The average relative error obtained from our MC computations for deposited proton dose in ordinary slab phantom and MIRD anthropomorphic phantom found to be less than 0.002 and 0.006, respectively. The average relative error for obtained 13N production found to be less than 0.0835 and 0.17 in ordinary slab phantom and MIRD anthropomorphic, respectively.

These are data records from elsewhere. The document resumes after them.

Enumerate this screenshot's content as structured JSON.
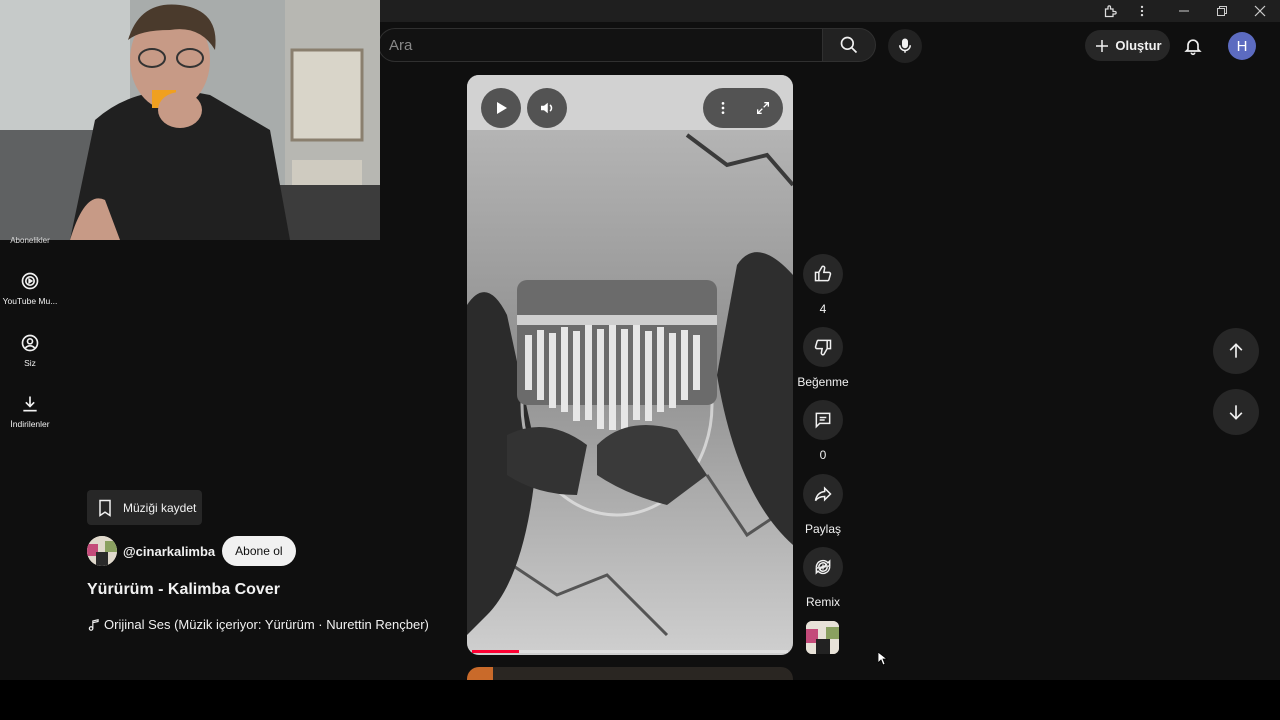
{
  "search": {
    "placeholder": "Ara"
  },
  "header": {
    "create_label": "Oluştur",
    "avatar_letter": "H"
  },
  "sidebar": {
    "clipped_label": "Abonelikler",
    "items": [
      {
        "label": "YouTube Mu...",
        "icon": "youtube-music-icon"
      },
      {
        "label": "Siz",
        "icon": "user-circle-icon"
      },
      {
        "label": "İndirilenler",
        "icon": "download-icon"
      }
    ]
  },
  "actions": {
    "like_count": "4",
    "dislike_label": "Beğenme",
    "comment_count": "0",
    "share_label": "Paylaş",
    "remix_label": "Remix"
  },
  "video": {
    "progress_fraction": 0.15
  },
  "info": {
    "save_music_label": "Müziği kaydet",
    "channel": "@cinarkalimba",
    "subscribe_label": "Abone ol",
    "title": "Yürürüm - Kalimba Cover",
    "sound": "Orijinal Ses (Müzik içeriyor: Yürürüm · Nurettin Rençber)"
  },
  "colors": {
    "accent": "#ff0033",
    "avatar": "#5c6bc0",
    "background": "#0f0f0f"
  }
}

It is important to note that different radionuclides would have a different range in tissues, and this could in fact influence real PET measurements. In addition, at the interface zone between two different materials, the PET system with higher resolutions would be useful when trying to determine the emission from different positron emitting radionuclides. The optimal PET system for the range monitoring of proton therapy must have: (1) high sensitivity to detect activated positron emitters; (2) handling dynamic data to process using the SA; (3) flexible geometry to position PET detectors near to any irradiated areas; and (4) resistance against high radiation background. The dual-head positron emission mammography system is one candidate to fulfill these conditions.